You awake in a yellowed and peeling ruin of a hotel somewhere in Kuta. The last few days are a blur of swamp ass, day drinking, and strange blended cocktails of Cherry Fanta and dried native fungal growths. You give yourself a nod of approval. Your holiday in Bali is unfolding as planned.
Then something stirs in the back of your mind. The last thing you remember is following the whispering pixie lights into a dank and musty cellar filled with dentist chairs and tattooing equipment. And that’s when you notice the stabbing pain across your back and rush to the (of course) broken hall mirror to discover that there’s something new on you.
Immediately, you cycle through the following stages of grief.
1. Denial and Isolation
No. This cannot be. Your friends are going to be knocking on your door and heading down to breakfast any minute now. They must be avoided at all costs. No one can be allowed to see this. Your shame will live in song and memory for generations to come.

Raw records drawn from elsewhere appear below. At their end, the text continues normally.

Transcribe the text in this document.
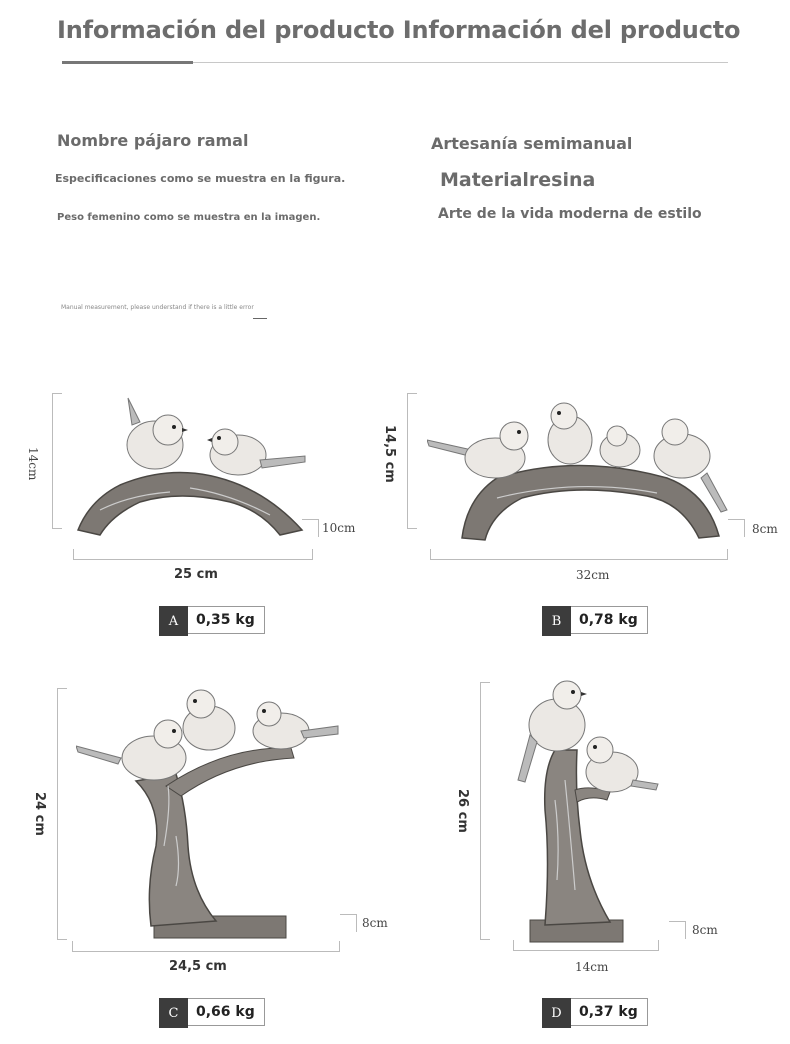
Información del producto Información del producto
Nombre pájaro ramal
Especificaciones como se muestra en la figura.
Peso femenino como se muestra en la imagen.
Artesanía semimanual
Materialresina
Arte de la vida moderna de estilo
Manual measurement, please understand if there is a little error
14cm
25 cm
10cm
A	0,35 kg
14,5 cm
32cm
8cm
B	0,78 kg
24 cm
24,5 cm
8cm
C	0,66 kg
26 cm
14cm
8cm
D	0,37 kg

How dare that unscrupulous flesh decal vendor brand you with a (rather good, now that you get a closer look) tribal dragon (look how the claws flex when you move your arm like that). Didn’t he know what kind of a state you were in? Have they no concept of public health codes in Indonesia?
It’s ok. This can all be fixed. You don’t have to go through life being that douche with the dragon tattoo. You can still redeem yourself. Don’t they say not to get in any swimming pools for a week or two after getting ink? Well let’s just march right out the door, order a breakfast cocktail, and jump on into that bad boy.

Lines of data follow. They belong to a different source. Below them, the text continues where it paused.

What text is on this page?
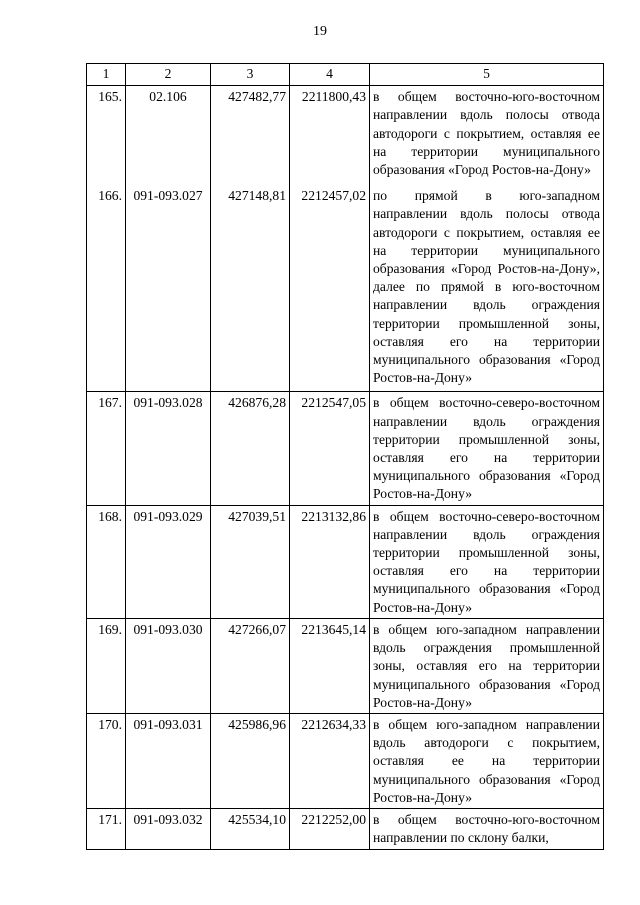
19
1	2	3	4	5
165.	02.106	427482,77	2211800,43	в общем восточно-юго-восточном направлении вдоль полосы отвода автодороги с покрытием, оставляя ее на территории муниципального образования «Город Ростов-на-Дону»
166.	091-093.027	427148,81	2212457,02	по прямой в юго-западном направлении вдоль полосы отвода автодороги с покрытием, оставляя ее на территории муниципального образования «Город Ростов-на-Дону», далее по прямой в юго-восточном направлении вдоль ограждения территории промышленной зоны, оставляя его на территории муниципального образования «Город Ростов-на-Дону»
167.	091-093.028	426876,28	2212547,05	в общем восточно-северо-восточном направлении вдоль ограждения территории промышленной зоны, оставляя его на территории муниципального образования «Город Ростов-на-Дону»
168.	091-093.029	427039,51	2213132,86	в общем восточно-северо-восточном направлении вдоль ограждения территории промышленной зоны, оставляя его на территории муниципального образования «Город Ростов-на-Дону»
169.	091-093.030	427266,07	2213645,14	в общем юго-западном направлении вдоль ограждения промышленной зоны, оставляя его на территории муниципального образования «Город Ростов-на-Дону»
170.	091-093.031	425986,96	2212634,33	в общем юго-западном направлении вдоль автодороги с покрытием, оставляя ее на территории муниципального образования «Город Ростов-на-Дону»
171.	091-093.032	425534,10	2212252,00	в общем восточно-юго-восточном направлении по склону балки,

You’ve just checked your wallet and found out how much your new artwork cost you (why did you pay in American dollars?) and Googled some photos of tattoo removal failures. Good lord, that woman looks like she got melted with two-face acid. The ground seems to open up under your feet, and a rushing tide of darkness reaches up to take you into its dreadful bosom.

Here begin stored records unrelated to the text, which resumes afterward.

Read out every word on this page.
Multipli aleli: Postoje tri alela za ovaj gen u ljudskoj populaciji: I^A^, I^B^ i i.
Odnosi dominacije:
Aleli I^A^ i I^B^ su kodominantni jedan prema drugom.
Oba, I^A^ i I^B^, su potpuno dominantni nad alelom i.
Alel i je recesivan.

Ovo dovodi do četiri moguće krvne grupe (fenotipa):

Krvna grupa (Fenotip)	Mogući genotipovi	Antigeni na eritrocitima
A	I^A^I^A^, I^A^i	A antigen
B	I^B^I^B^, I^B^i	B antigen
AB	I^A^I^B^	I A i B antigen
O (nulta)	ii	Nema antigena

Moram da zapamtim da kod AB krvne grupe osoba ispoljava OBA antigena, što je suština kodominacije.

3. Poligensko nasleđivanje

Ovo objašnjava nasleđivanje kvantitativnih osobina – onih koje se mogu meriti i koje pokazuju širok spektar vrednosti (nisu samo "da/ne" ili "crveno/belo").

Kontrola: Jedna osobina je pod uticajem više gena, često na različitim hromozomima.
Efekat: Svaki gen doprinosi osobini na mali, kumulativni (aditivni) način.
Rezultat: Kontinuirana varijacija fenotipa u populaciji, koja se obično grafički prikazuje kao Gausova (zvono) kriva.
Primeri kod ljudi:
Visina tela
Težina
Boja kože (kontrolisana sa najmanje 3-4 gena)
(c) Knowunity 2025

There is no escape from this.
Only one course of action remains open to you now. You must face this head on and grasp it by the horns. Only through total commitment to this new life can you salvage some small part of your once infinite potential. You must steel yourself and lean into the wretchedness: you are now that guy with the Balinese dragon on his shoulder blade.
Donning your Ed Hardy print shorts and singlet, you march forth into the world. Behold, you are become Chad, destroyer of your parents’ hopes and dreams.